How can I fix this issue?


(rocky) #5

I have followed same steps as per document in below link https://www.digitalocean.com/community/tutorials/how-to-install-elasticsearch-logstash-and-kibana-elk-stack-on-centos-7
and it works fine with NGINX.

Is this the issue with logstash configuration?

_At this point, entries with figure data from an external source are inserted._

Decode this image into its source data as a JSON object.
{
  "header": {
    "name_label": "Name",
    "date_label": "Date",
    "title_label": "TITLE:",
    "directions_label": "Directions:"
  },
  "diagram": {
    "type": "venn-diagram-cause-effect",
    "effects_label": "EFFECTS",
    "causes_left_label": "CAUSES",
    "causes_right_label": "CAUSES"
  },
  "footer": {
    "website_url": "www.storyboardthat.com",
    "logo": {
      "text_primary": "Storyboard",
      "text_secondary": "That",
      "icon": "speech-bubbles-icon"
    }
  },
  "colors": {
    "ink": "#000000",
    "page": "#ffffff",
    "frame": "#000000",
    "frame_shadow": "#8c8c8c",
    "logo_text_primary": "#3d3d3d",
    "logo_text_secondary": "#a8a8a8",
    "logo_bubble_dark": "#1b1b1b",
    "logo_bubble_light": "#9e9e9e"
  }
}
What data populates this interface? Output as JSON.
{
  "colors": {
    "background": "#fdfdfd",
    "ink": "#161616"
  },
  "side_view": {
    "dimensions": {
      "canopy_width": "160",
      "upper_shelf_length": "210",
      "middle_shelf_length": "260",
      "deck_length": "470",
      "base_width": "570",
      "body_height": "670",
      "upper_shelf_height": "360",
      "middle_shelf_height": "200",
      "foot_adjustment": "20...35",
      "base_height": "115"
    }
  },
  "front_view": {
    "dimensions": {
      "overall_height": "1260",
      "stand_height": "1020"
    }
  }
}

some more logs from logstash on this issue

{:timestamp=>"2016-08-06T06:15:47.162000-0500", :message=>"Invalid setting for elasticsearch output plugin:\n\n output {\n elasticsearch {\n # This setting must be a path\n # File does not exist or cannot be opened /home/test/test/elasticsearch-2.3.4-localhost/config/truststore.jks\n truststore => "/home/test/test/elasticsearch-2.3.4-localhost/config/truststore.jks"\n ...\n }\n }", :level=>:error}
{:timestamp=>"2016-08-06T06:15:47.166000-0500", :message=>"Pipeline aborted due to error", :exception=>#<LogStash::ConfigurationError: Something is wrong with your configuration.>, :backtrace=>["/opt/logstash/vendor/bundle/jruby/1.9/gems/logstash-core-2.3.4-java/lib/logstash/config/mixin.rb:134:in config_init'", "/opt/logstash/vendor/bundle/jruby/1.9/gems/logstash-core-2.3.4-java/lib/logstash/outputs/base.rb:63:ininitialize'", "/opt/logstash/vendor/bundle/jruby/1.9/gems/logstash-core-2.3.4-java/lib/logstash/output_delegator.rb:74:in register'", "/opt/logstash/vendor/bundle/jruby/1.9/gems/logstash-core-2.3.4-java/lib/logstash/pipeline.rb:181:instart_workers'", "org/jruby/RubyArray.java:1613:in each'", "/opt/logstash/vendor/bundle/jruby/1.9/gems/logstash-core-2.3.4-java/lib/logstash/pipeline.rb:181:instart_workers'", "/opt/logstash/vendor/bundle/jruby/1.9/gems/logstash-core-2.3.4-java/lib/logstash/pipeline.rb:136:in run'", "/opt/logstash/vendor/bundle/jruby/1.9/gems/logstash-core-2.3.4-java/lib/logstash/agent.rb:473:instart_pipeline'"], :level=>:error}
{:timestamp=>"2016-08-06T06:15:50.174000-0500", :message=>"stopping pipeline", :id=>"main"}


(Sai Birada) #6

Hi Rocky,
Initially I followed the same procedure to establish ssl over filebeat-logstash connection, around couple of months back it worked properly, But since a month I am seeing the same errors, in many of my instances. You can check that issue here. This method is using the self signed certificates for the connection, and it is just one side authentication ( not two side ). So firstly, this procedure is not completely safe, but this procedure should work. The errors you faced could be because of the ssl version or cipher mismatch between your filebeat and logstash boxes. The better way is to simply create your own ca, and use its certificates to establish the connection.


(system) #7

This topic was automatically closed after 21 days. New replies are no longer allowed.